再生水回灌地下水过程中极性卤代消毒副产物在土壤中迁移转化机制研究

During groundwater recharge with reclaimed water, halogenated disinfection byproducts (X-DBPs) of high carcinogenicity and mutagenicity are generated threating groundwater security. Current research is focus on regulated volatile or semi-volatile X-DBPs based on gas chromatography analytical method. However, research on emerging polar halogenated DBPs (PX-DBPs) which are 3-4 magnitude more toxic than regulated X-DBPs is rare. This study aims to characterize the PX-DBPs in reclaimed water with advanced treatment. Those typical PX-DBPs of relatively high toxicity containing typical functional groups (i.e. benzoquinone, phenolic and pyrrole, etc.) are selected as model compounds to 1) investigate the sorption and desorption of PX-DBPs on soil and its mechanism underlying through kinetics and thermodynamics study, and setup QSAR model to establish the relationship between sorption coefficient with PX-DBPs and soil physicochemical properties and environmental factors; 2) investigate the biodegradation of PX-DBPs and its mechanism by soil microorganism and the impact of soil microorganism, redox condition and the structures of PX-DBPs on its biodegradation through PX-DBPs degradation kinetics study; 3) adopt artificial neural network algorithm in computer science to analyze the coupled mechanism of adsorption and biodegradation and to predict its environmental behavior in soil. The results of this research will provide the safety of reclaimed water reuse as well as risk assessment, control and management of micropollutants in groundwater with solid support theoretically.

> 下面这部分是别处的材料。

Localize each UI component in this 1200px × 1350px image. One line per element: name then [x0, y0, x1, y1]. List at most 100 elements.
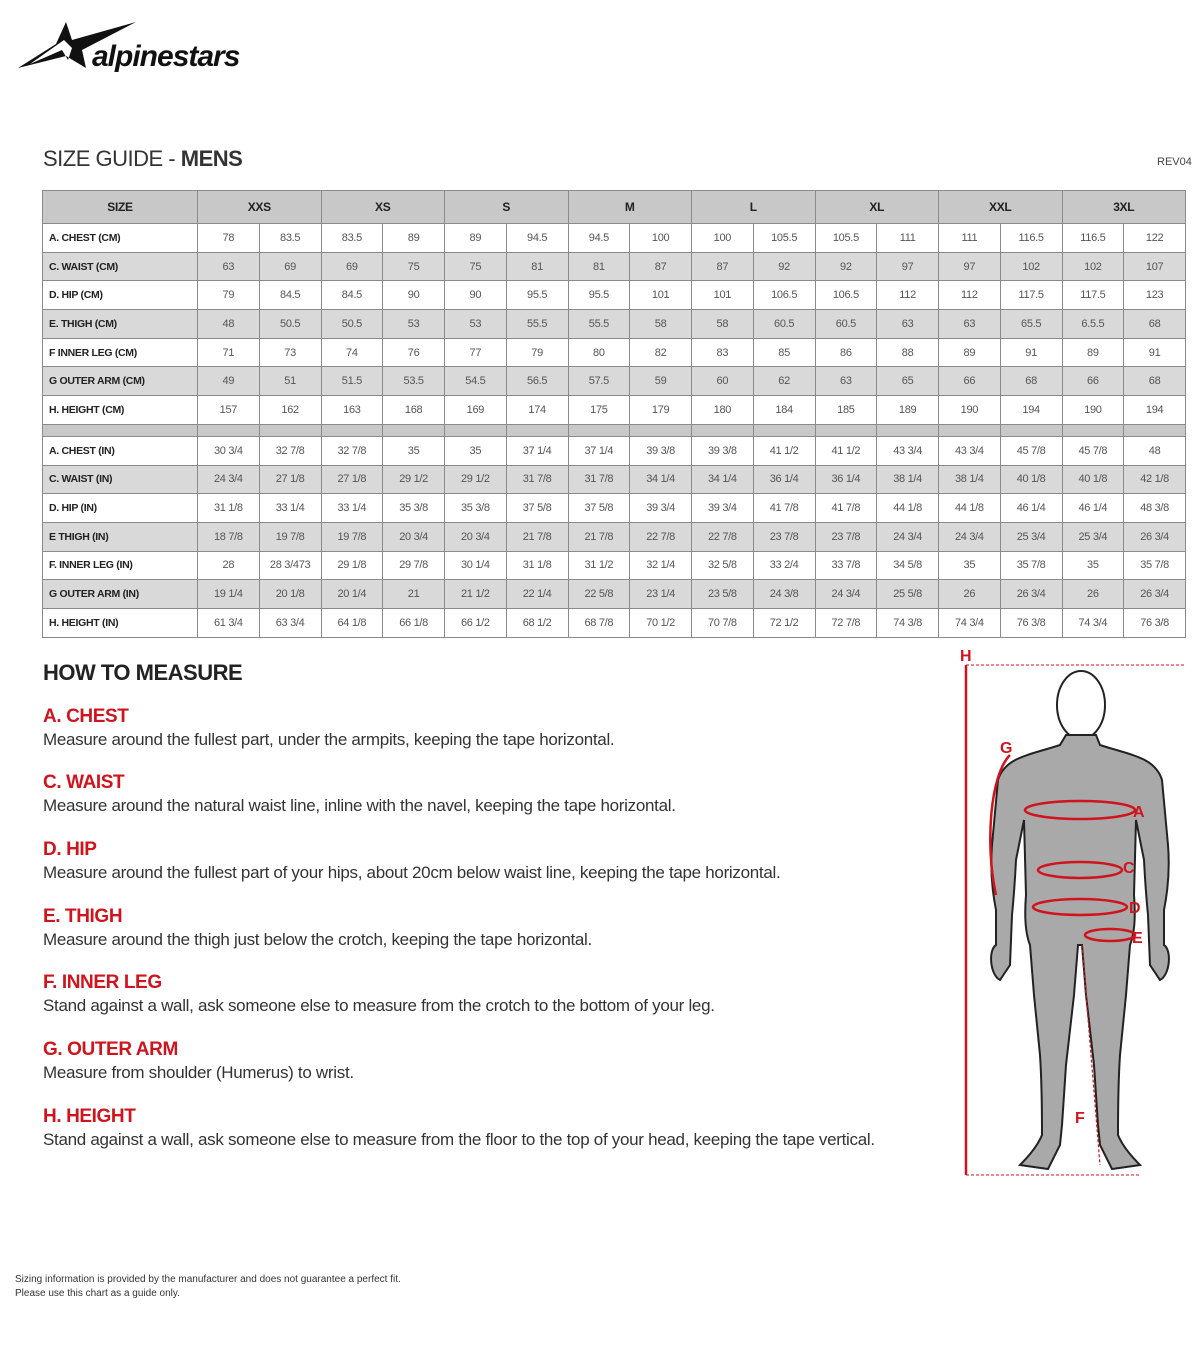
table-cell: 74	[320, 337, 384, 368]
table-cell: 40 1/8	[1061, 464, 1125, 495]
table-cell: 55.5	[505, 309, 569, 339]
table-cell: 190	[938, 395, 1001, 425]
table-cell: 68	[1123, 366, 1186, 397]
row-label: D. HIP (IN)	[42, 493, 198, 523]
table-cell: 69	[320, 251, 384, 282]
table-cell: 23 7/8	[814, 521, 878, 552]
table-cell: 30 3/4	[197, 435, 260, 466]
table-row: A. CHEST (CM) 78 83.5 83.5 89 89 94.5 94.5 100 10…	[42, 223, 1186, 253]
table-cell: 60	[691, 366, 754, 397]
table-cell: 25 5/8	[876, 579, 939, 609]
table-cell: 29 7/8	[382, 550, 445, 581]
star-icon	[18, 22, 136, 68]
table-cell: 43 3/4	[938, 435, 1001, 466]
table-cell: 46 1/4	[1061, 493, 1125, 523]
table-cell: 21	[382, 579, 445, 609]
table-cell: 72 7/8	[814, 607, 878, 638]
table-cell: 117.5	[1061, 280, 1125, 311]
label-d: D	[1129, 900, 1141, 917]
table-cell: 29 1/2	[382, 464, 445, 495]
table-cell: 38 1/4	[938, 464, 1001, 495]
table-cell: 74 3/4	[938, 607, 1001, 638]
table-cell: 87	[629, 251, 692, 282]
table-cell: 168	[382, 395, 445, 425]
table-cell: 60.5	[814, 309, 878, 339]
table-row: C. WAIST (CM) 63 69 69 75 75 81 81 87 87 92 92 97 97 1…	[42, 251, 1186, 282]
size-header-xxs: XXS	[197, 190, 322, 224]
table-cell: 40 1/8	[999, 464, 1063, 495]
table-cell: 58	[691, 309, 754, 339]
table-cell: 79	[505, 337, 569, 368]
table-cell: 175	[567, 395, 631, 425]
size-header-xs: XS	[320, 190, 445, 224]
table-row: F INNER LEG (CM) 71 73 74 76 77 79 80 82 83 85 86 88…	[42, 337, 1186, 368]
label-a: A	[1133, 804, 1145, 821]
measure-heading: F. INNER LEG	[43, 972, 162, 993]
table-cell: 81	[505, 251, 569, 282]
table-cell: 76	[382, 337, 445, 368]
table-cell: 50.5	[258, 309, 322, 339]
table-row: H. HEIGHT (IN) 61 3/4 63 3/4 64 1/8 66 1/8 66…	[42, 607, 1186, 638]
table-cell: 18 7/8	[197, 521, 260, 552]
table-cell: 48	[1123, 435, 1186, 466]
table-cell: 76 3/8	[1123, 607, 1186, 638]
table-cell: 21 7/8	[567, 521, 631, 552]
table-cell: 35 7/8	[999, 550, 1063, 581]
table-cell: 22 1/4	[505, 579, 569, 609]
row-label: A. CHEST (IN)	[42, 435, 198, 466]
measure-heading: G. OUTER ARM	[43, 1039, 178, 1060]
table-cell: 43 3/4	[876, 435, 939, 466]
table-cell: 41 7/8	[752, 493, 816, 523]
size-header-m: M	[567, 190, 692, 224]
measure-description: Measure around the fullest part of your …	[43, 863, 781, 882]
label-e: E	[1132, 930, 1143, 947]
table-cell: 66 1/2	[444, 607, 507, 638]
table-cell: 91	[1123, 337, 1186, 368]
table-cell: 94.5	[505, 223, 569, 253]
table-cell: 65.5	[999, 309, 1063, 339]
table-cell: 194	[1123, 395, 1186, 425]
table-cell: 25 3/4	[1061, 521, 1125, 552]
table-cell: 35 3/8	[444, 493, 507, 523]
table-cell: 162	[258, 395, 322, 425]
table-cell: 31 1/2	[567, 550, 631, 581]
table-cell: 21 1/2	[444, 579, 507, 609]
table-cell: 41 1/2	[814, 435, 878, 466]
table-cell: 68	[999, 366, 1063, 397]
table-cell: 27 1/8	[258, 464, 322, 495]
table-cell: 24 3/8	[752, 579, 816, 609]
label-g: G	[1000, 740, 1012, 757]
label-f: F	[1075, 1110, 1085, 1127]
table-cell: 31 7/8	[567, 464, 631, 495]
table-cell: 23 7/8	[752, 521, 816, 552]
table-cell: 194	[999, 395, 1063, 425]
table-cell: 48 3/8	[1123, 493, 1186, 523]
table-cell: 39 3/4	[629, 493, 692, 523]
measure-description: Stand against a wall, ask someone else t…	[43, 1130, 875, 1149]
table-cell: 20 1/8	[258, 579, 322, 609]
table-cell: 105.5	[814, 223, 878, 253]
table-cell: 19 7/8	[320, 521, 384, 552]
table-cell: 32 7/8	[320, 435, 384, 466]
table-cell: 68 7/8	[567, 607, 631, 638]
table-cell: 35	[938, 550, 1001, 581]
table-cell: 112	[876, 280, 939, 311]
size-header-row: SIZE XXS XS S M L XL XXL 3XL	[42, 190, 1186, 224]
table-cell: 79	[197, 280, 260, 311]
table-cell: 50.5	[320, 309, 384, 339]
table-row: D. HIP (CM) 79 84.5 84.5 90 90 95.5 95.5 101 101 1…	[42, 280, 1186, 311]
table-cell: 51.5	[320, 366, 384, 397]
table-cell: 53.5	[382, 366, 445, 397]
table-cell: 97	[876, 251, 939, 282]
table-cell: 33 2/4	[752, 550, 816, 581]
table-cell: 22 7/8	[629, 521, 692, 552]
title-gender: MENS	[180, 146, 243, 171]
table-cell: 19 7/8	[258, 521, 322, 552]
table-cell: 21 7/8	[505, 521, 569, 552]
table-cell: 102	[999, 251, 1063, 282]
table-cell: 27 1/8	[320, 464, 384, 495]
size-header-l: L	[691, 190, 816, 224]
table-cell: 89	[1061, 337, 1125, 368]
table-cell: 105.5	[752, 223, 816, 253]
table-cell: 34 5/8	[876, 550, 939, 581]
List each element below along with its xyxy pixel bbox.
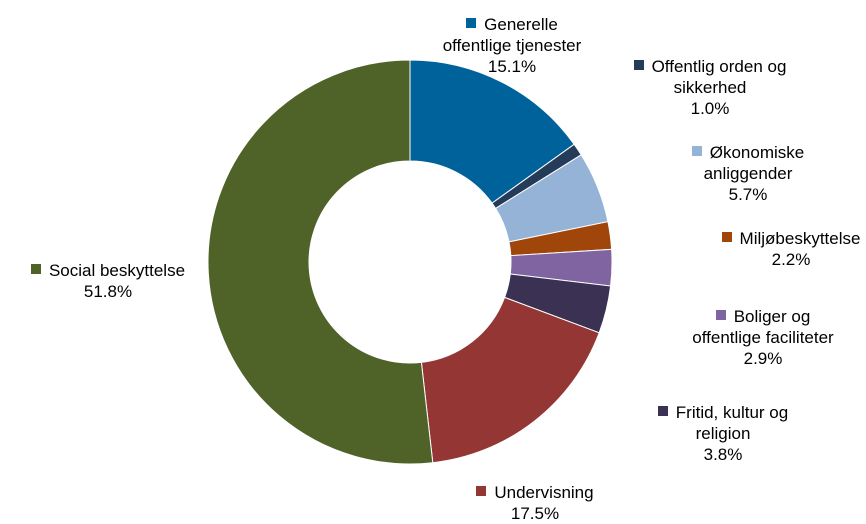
slice-label-fritid-kultur-og-religion: Fritid, kultur og religion 3.8%: [628, 402, 818, 465]
slice-social-beskyttelse: [207, 59, 434, 465]
legend-swatch: [633, 60, 644, 70]
legend-swatch: [715, 310, 726, 320]
slice-label-social-beskyttelse: Social beskyttelse 51.8%: [2, 260, 214, 302]
legend-swatch: [30, 264, 41, 274]
slice-label-generelle-offentlige-tjenester: Generelle offentlige tjenester 15.1%: [442, 15, 582, 76]
legend-swatch: [466, 18, 477, 28]
legend-swatch: [691, 146, 702, 156]
slice-label-miljobeskyttelse: Miljøbeskyttelse 2.2%: [716, 228, 866, 270]
slice-label-undervisning: Undervisning 17.5%: [455, 482, 615, 524]
slice-label-boliger-og-offentlige-faciliteter: Boliger og offentlige faciliteter 2.9%: [692, 307, 834, 368]
slice-label-okonomiske-anliggender: Økonomiske anliggender 5.7%: [668, 142, 828, 205]
slice-undervisning: [420, 296, 600, 464]
slice-label-offentlig-orden-og-sikkerhed: Offentlig orden og sikkerhed 1.0%: [610, 56, 810, 119]
legend-swatch: [657, 406, 668, 416]
slice-generelle-offentlige-tjenester: [409, 59, 575, 204]
legend-swatch: [721, 232, 732, 242]
legend-swatch: [476, 486, 487, 496]
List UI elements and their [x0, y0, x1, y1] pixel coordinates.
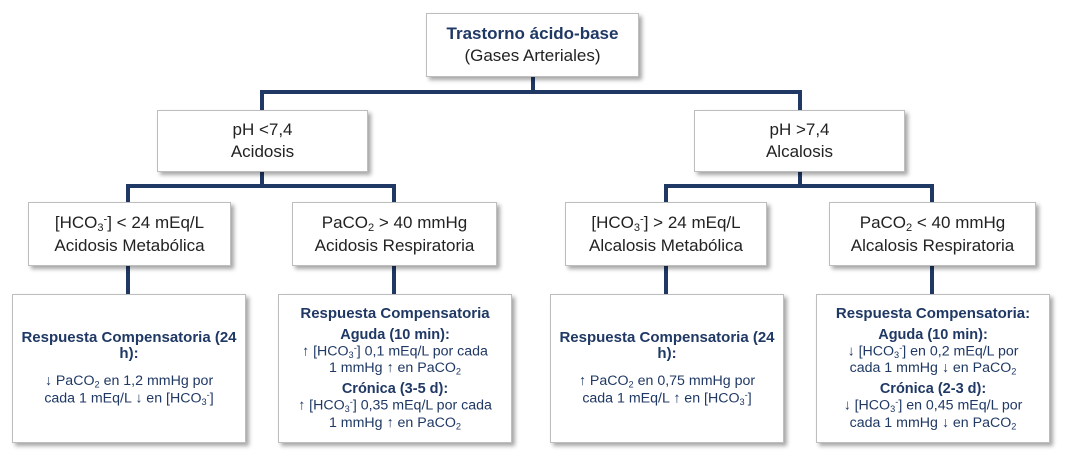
acidosis-label: Acidosis	[230, 142, 295, 161]
resp-acid-resp-aguda-line1: ↑ [HCO3-] 0,1 mEq/L por cada	[302, 342, 488, 360]
resp-alc-resp-aguda: Aguda (10 min):	[878, 326, 988, 343]
acid-met-label: Acidosis Metabólica	[54, 235, 205, 255]
acid-met-criterion: [HCO3-] < 24 mEq/L	[54, 212, 205, 234]
resp-alc-resp-heading: Respuesta Compensatoria:	[835, 304, 1031, 322]
acidosis-metabolica-node: [HCO3-] < 24 mEq/L Acidosis Metabólica	[28, 202, 231, 266]
alcalosis-metabolica-node: [HCO3-] > 24 mEq/L Alcalosis Metabólica	[565, 202, 767, 266]
acidosis-node: pH <7,4 Acidosis	[157, 110, 368, 172]
resp-alc-resp-cronica: Crónica (2-3 d):	[879, 380, 987, 397]
resp-alc-resp-cronica-line1: ↓ [HCO3-] en 0,45 mEq/L por	[843, 397, 1023, 415]
alcalosis-label: Alcalosis	[765, 142, 834, 161]
root-subtitle: (Gases Arteriales)	[464, 46, 601, 65]
resp-acid-resp-cronica-line2: 1 mmHg ↑ en PaCO2	[328, 414, 462, 431]
resp-alc-resp-cronica-line2: cada 1 mmHg ↓ en PaCO2	[849, 414, 1017, 431]
alcalosis-respiratoria-node: PaCO2 < 40 mmHg Alcalosis Respiratoria	[829, 202, 1036, 266]
connector-root-to-ph	[260, 76, 802, 112]
acidosis-respiratoria-node: PaCO2 > 40 mmHg Acidosis Respiratoria	[292, 202, 497, 266]
resp-acidosis-respiratoria: Respuesta Compensatoria Aguda (10 min): …	[278, 294, 512, 443]
resp-alc-resp-aguda-line2: cada 1 mmHg ↓ en PaCO2	[849, 360, 1017, 377]
root-title: Trastorno ácido-base	[446, 24, 619, 44]
resp-alc-met-line2: cada 1 mEq/L ↑ en [HCO3-]	[582, 390, 752, 408]
resp-acid-resp-cronica-line1: ↑ [HCO3-] 0,35 mEq/L por cada	[298, 397, 492, 415]
alc-resp-criterion: PaCO2 < 40 mmHg	[859, 212, 1006, 234]
resp-acid-met-line2: cada 1 mEq/L ↓ en [HCO3-]	[44, 390, 214, 408]
resp-alcalosis-respiratoria: Respuesta Compensatoria: Aguda (10 min):…	[816, 294, 1050, 443]
resp-acid-resp-heading: Respuesta Compensatoria	[300, 304, 490, 322]
resp-alc-met-heading: Respuesta Compensatoria (24 h):	[559, 328, 775, 363]
connector-acidosis-to-types	[126, 170, 396, 204]
connector-alcalosis-to-types	[664, 170, 934, 204]
acid-resp-criterion: PaCO2 > 40 mmHg	[321, 212, 468, 234]
alc-met-label: Alcalosis Metabólica	[588, 235, 743, 255]
alcalosis-node: pH >7,4 Alcalosis	[694, 110, 905, 172]
resp-acid-met-heading: Respuesta Compensatoria (24 h):	[21, 328, 237, 363]
resp-acid-resp-aguda: Aguda (10 min):	[340, 326, 450, 343]
resp-alc-met-line1: ↑ PaCO2 en 0,75 mmHg por	[578, 373, 756, 390]
resp-acid-resp-cronica: Crónica (3-5 d):	[341, 380, 449, 397]
acidosis-ph: pH <7,4	[232, 120, 293, 140]
acid-resp-label: Acidosis Respiratoria	[314, 235, 475, 255]
resp-alc-resp-aguda-line1: ↓ [HCO3-] en 0,2 mEq/L por	[847, 342, 1019, 360]
alc-met-criterion: [HCO3-] > 24 mEq/L	[591, 212, 741, 234]
root-node: Trastorno ácido-base (Gases Arteriales)	[426, 13, 639, 77]
alc-resp-label: Alcalosis Respiratoria	[850, 235, 1015, 255]
resp-acid-resp-aguda-line2: 1 mmHg ↑ en PaCO2	[328, 360, 462, 377]
resp-alcalosis-metabolica: Respuesta Compensatoria (24 h): ↑ PaCO2 …	[550, 294, 784, 443]
alcalosis-ph: pH >7,4	[769, 120, 830, 140]
resp-acidosis-metabolica: Respuesta Compensatoria (24 h): ↓ PaCO2 …	[12, 294, 246, 443]
resp-acid-met-line1: ↓ PaCO2 en 1,2 mmHg por	[44, 373, 214, 390]
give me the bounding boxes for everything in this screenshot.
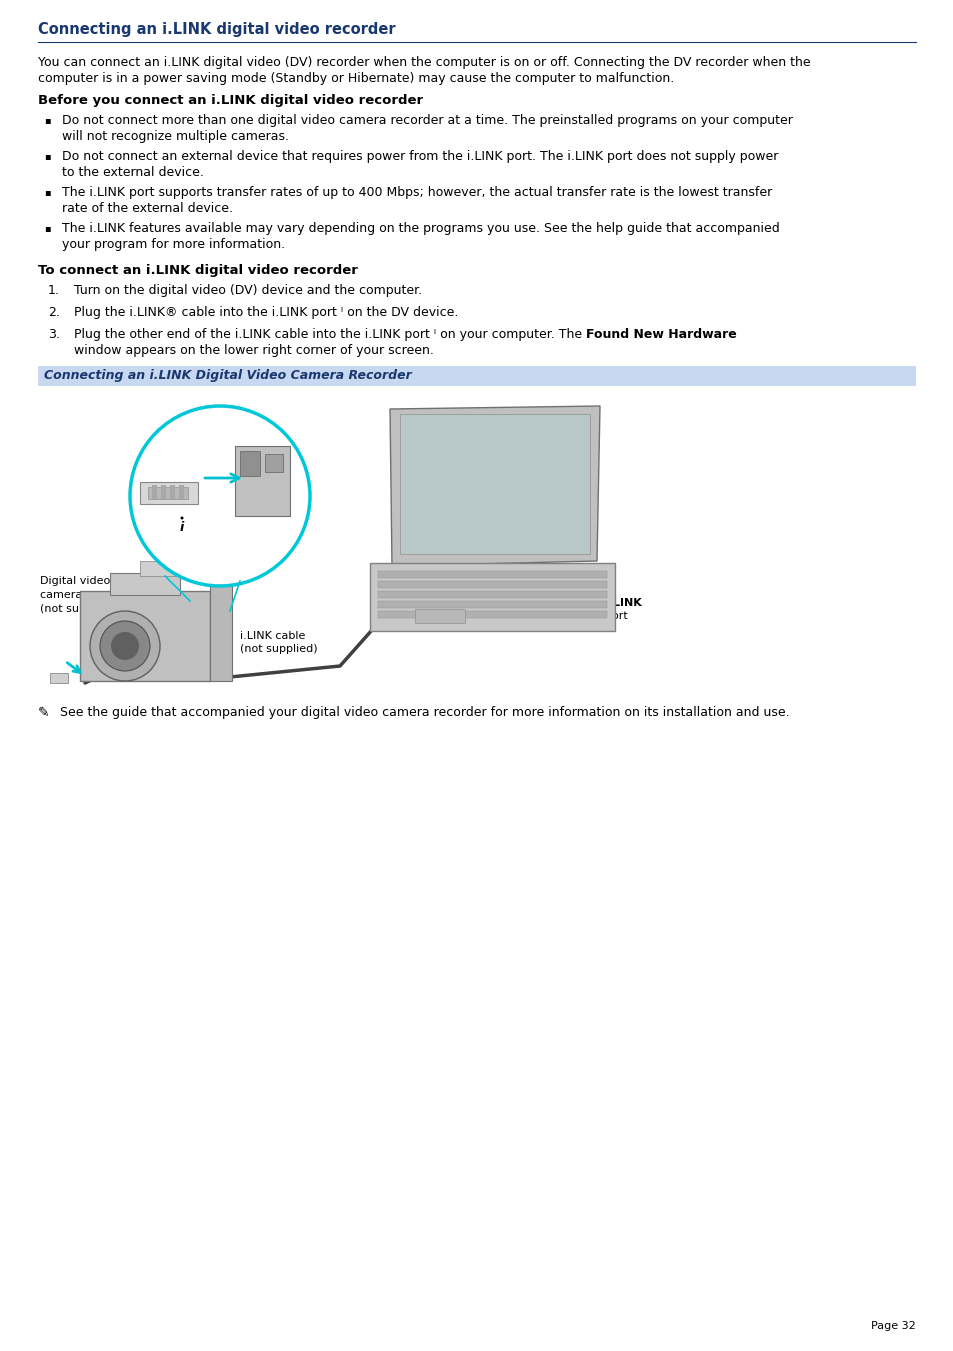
Bar: [110, 573, 180, 594]
Text: i.LINK: i.LINK: [604, 598, 641, 608]
Text: ▪: ▪: [44, 115, 51, 126]
Text: port: port: [604, 611, 627, 621]
Text: Plug the i.LINK® cable into the i.LINK port ᴵ on the DV device.: Plug the i.LINK® cable into the i.LINK p…: [74, 305, 457, 319]
Text: rate of the external device.: rate of the external device.: [62, 203, 233, 215]
Bar: [161, 485, 166, 499]
Circle shape: [100, 621, 150, 671]
Text: i.LINK cable: i.LINK cable: [240, 631, 305, 640]
Text: 3.: 3.: [48, 328, 60, 340]
Text: See the guide that accompanied your digital video camera recorder for more infor: See the guide that accompanied your digi…: [60, 707, 789, 719]
Circle shape: [132, 408, 308, 585]
Text: Do not connect more than one digital video camera recorder at a time. The preins: Do not connect more than one digital vid…: [62, 113, 792, 127]
Bar: [179, 485, 184, 499]
Circle shape: [90, 611, 160, 681]
Text: Connecting an i.LINK digital video recorder: Connecting an i.LINK digital video recor…: [38, 22, 395, 36]
Text: To connect an i.LINK digital video recorder: To connect an i.LINK digital video recor…: [38, 263, 357, 277]
Text: 1.: 1.: [48, 284, 60, 297]
Text: 2.: 2.: [48, 305, 60, 319]
Bar: [170, 485, 174, 499]
Text: Plug the other end of the i.LINK cable into the i.LINK port ᴵ on your computer. : Plug the other end of the i.LINK cable i…: [74, 328, 585, 340]
Bar: [377, 590, 606, 598]
Bar: [148, 486, 188, 499]
Text: ▪: ▪: [44, 223, 51, 232]
Text: Found New Hardware: Found New Hardware: [585, 328, 736, 340]
Text: Digital video: Digital video: [40, 576, 111, 586]
Bar: [38, 366, 915, 386]
Text: (not supplied): (not supplied): [40, 604, 117, 613]
Bar: [415, 609, 464, 623]
Text: Do not connect an external device that requires power from the i.LINK port. The : Do not connect an external device that r…: [62, 150, 778, 163]
Text: window appears on the lower right corner of your screen.: window appears on the lower right corner…: [74, 345, 434, 357]
Bar: [240, 451, 260, 476]
Text: Turn on the digital video (DV) device and the computer.: Turn on the digital video (DV) device an…: [74, 284, 421, 297]
Polygon shape: [390, 407, 599, 566]
Bar: [234, 446, 290, 516]
Bar: [50, 673, 68, 684]
Text: (not supplied): (not supplied): [240, 644, 317, 654]
Bar: [399, 413, 589, 554]
Bar: [377, 571, 606, 578]
Bar: [265, 454, 283, 471]
Text: your program for more information.: your program for more information.: [62, 238, 285, 251]
Text: camera recorder: camera recorder: [40, 590, 132, 600]
Text: You can connect an i.LINK digital video (DV) recorder when the computer is on or: You can connect an i.LINK digital video …: [38, 55, 810, 69]
Bar: [377, 581, 606, 588]
Bar: [38, 386, 915, 686]
Text: computer is in a power saving mode (Standby or Hibernate) may cause the computer: computer is in a power saving mode (Stan…: [38, 72, 674, 85]
Bar: [140, 561, 180, 576]
Bar: [370, 563, 615, 631]
Text: Connecting an i.LINK Digital Video Camera Recorder: Connecting an i.LINK Digital Video Camer…: [44, 370, 412, 382]
Bar: [210, 581, 232, 681]
Text: The i.LINK port supports transfer rates of up to 400 Mbps; however, the actual t: The i.LINK port supports transfer rates …: [62, 186, 771, 199]
Bar: [80, 590, 210, 681]
Text: Page 32: Page 32: [870, 1321, 915, 1331]
Text: to the external device.: to the external device.: [62, 166, 204, 178]
Bar: [140, 482, 198, 504]
Text: ▪: ▪: [44, 151, 51, 161]
Bar: [377, 611, 606, 617]
Text: will not recognize multiple cameras.: will not recognize multiple cameras.: [62, 130, 289, 143]
Text: ▪: ▪: [44, 186, 51, 197]
Bar: [152, 485, 157, 499]
Bar: [377, 601, 606, 608]
Text: Before you connect an i.LINK digital video recorder: Before you connect an i.LINK digital vid…: [38, 95, 423, 107]
Circle shape: [180, 516, 183, 520]
Text: The i.LINK features available may vary depending on the programs you use. See th: The i.LINK features available may vary d…: [62, 222, 779, 235]
Circle shape: [111, 632, 139, 661]
Text: ✎: ✎: [38, 707, 50, 720]
Text: i: i: [180, 521, 184, 534]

再生水回灌地下水过程中，氯消毒产生的强致癌和致畸性卤代消毒副产物（X-DBPs）可对地下水安全造成威胁。目前，相关研究专注于基于GC分析的挥发和半挥发性常规X-DBPs，而对毒性可达常规物质3-4个数量级的新兴极性X-DBPs（PX-DBPs）却鲜有关注。本研究拟采用UPLC-MS/MS方法，表征深度处理再生水中PX-DBPs赋存状态，选取典型强毒性PX-DBPs（含苯醌、苯酚和吡咯等基团）为模型物质：1）研究其在土壤中吸附解吸动力学和热力学，明确吸附影响因素，建立吸附与物质和土壤理化性质及环境因素之间关系的QSAR模型；2）研究其在土壤中降解动力学，明确微生物、氧化还原条件和物质结构对降解的影响及降解规律，探讨降解机制；3）引入计算机人工神经网络算法，解析吸附和降解耦合作用机制，并实现其在土壤中环境行为预测。本研究成果将为再生水安全利用及地下水中微污染物的风险评估和管控提供理论支持。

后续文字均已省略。